Compound interest is a powerful concept where interest earned is added to the principal amount, and subsequent interest calculations are based on the increased principal. It is frequently used in finance, and understanding percentages is crucial for grasping this concept.

The formula for compound interest is:

A = P (1 + r/n)^(nt)

Where:

• A = the future value of the investment/loan, including interest
• P = the principal investment amount (the initial deposit or loan amount)
• r = the annual interest rate (decimal)
• n = the number of times that interest is compounded per year
• t = the number of years the money is invested or borrowed for

Compound interest calculations rely heavily on percentages to determine the growth of an investment or the accumulation of debt over time.

Conclusion

The question, "What percent of 75 is 90?" serves as a gateway to understanding the broad applicability of percentage calculations.
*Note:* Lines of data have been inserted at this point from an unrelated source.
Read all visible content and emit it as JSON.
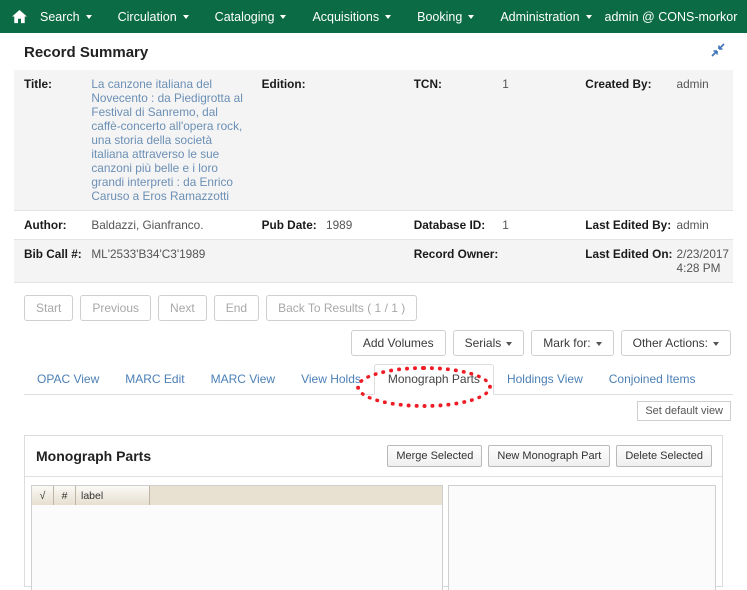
{
  "navbar": {
    "home_icon": "home-icon",
    "menu_icon": "grid-menu-icon",
    "items": [
      {
        "label": "Search",
        "caret": true
      },
      {
        "label": "Circulation",
        "caret": true
      },
      {
        "label": "Cataloging",
        "caret": true
      },
      {
        "label": "Acquisitions",
        "caret": true
      },
      {
        "label": "Booking",
        "caret": true
      },
      {
        "label": "Administration",
        "caret": true
      }
    ],
    "user": "admin @ CONS-morkor",
    "background": "#0a6b44"
  },
  "summary": {
    "heading": "Record Summary",
    "collapse_icon": "collapse-diagonal-icon",
    "rows": [
      {
        "cells": [
          {
            "label": "Title:",
            "value": "La canzone italiana del Novecento : da Piedigrotta al Festival di Sanremo, dal caffè-concerto all'opera rock, una storia della società italiana attraverso le sue canzoni più belle e i loro grandi interpreti : da Enrico Caruso a Eros Ramazzotti",
            "link": true
          },
          {
            "label": "Edition:",
            "value": ""
          },
          {
            "label": "TCN:",
            "value": "1"
          },
          {
            "label": "Created By:",
            "value": "admin"
          }
        ]
      },
      {
        "cells": [
          {
            "label": "Author:",
            "value": "Baldazzi, Gianfranco."
          },
          {
            "label": "Pub Date:",
            "value": "1989"
          },
          {
            "label": "Database ID:",
            "value": "1"
          },
          {
            "label": "Last Edited By:",
            "value": "admin"
          }
        ]
      },
      {
        "cells": [
          {
            "label": "Bib Call #:",
            "value": "ML'2533'B34'C3'1989"
          },
          {
            "label": "",
            "value": ""
          },
          {
            "label": "Record Owner:",
            "value": ""
          },
          {
            "label": "Last Edited On:",
            "value": "2/23/2017 4:28 PM"
          }
        ]
      }
    ]
  },
  "nav_buttons": [
    {
      "label": "Start",
      "disabled": true
    },
    {
      "label": "Previous",
      "disabled": true
    },
    {
      "label": "Next",
      "disabled": true
    },
    {
      "label": "End",
      "disabled": true
    },
    {
      "label": "Back To Results ( 1 / 1 )",
      "disabled": true
    }
  ],
  "action_buttons": [
    {
      "label": "Add Volumes",
      "caret": false
    },
    {
      "label": "Serials:",
      "display": "Serials",
      "caret": true
    },
    {
      "label": "Mark for:",
      "display": "Mark for:",
      "caret": true
    },
    {
      "label": "Other Actions:",
      "display": "Other Actions:",
      "caret": true
    }
  ],
  "tabs": [
    {
      "label": "OPAC View",
      "active": false
    },
    {
      "label": "MARC Edit",
      "active": false
    },
    {
      "label": "MARC View",
      "active": false
    },
    {
      "label": "View Holds",
      "active": false
    },
    {
      "label": "Monograph Parts",
      "active": true,
      "highlighted": true
    },
    {
      "label": "Holdings View",
      "active": false
    },
    {
      "label": "Conjoined Items",
      "active": false
    }
  ],
  "set_default_view": "Set default view",
  "monograph_parts": {
    "title": "Monograph Parts",
    "buttons": [
      {
        "label": "Merge Selected"
      },
      {
        "label": "New Monograph Part"
      },
      {
        "label": "Delete Selected"
      }
    ],
    "grid": {
      "columns": [
        {
          "label": "√",
          "name": "checkbox-column"
        },
        {
          "label": "#",
          "name": "number-column"
        },
        {
          "label": "label",
          "name": "label-column"
        }
      ],
      "rows": []
    }
  },
  "annotation": {
    "color": "#ee1c25",
    "target": "Monograph Parts"
  }
}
From simple everyday tasks to complex financial models, percentages are essential for expressing proportions, analyzing data, and making informed decisions. Mastering percentage calculations equips you with a crucial skill for navigating various aspects of life, both personal and professional. By understanding the underlying concepts and the various approaches to solving percentage problems, you can confidently tackle numerous challenges that involve this fundamental mathematical concept.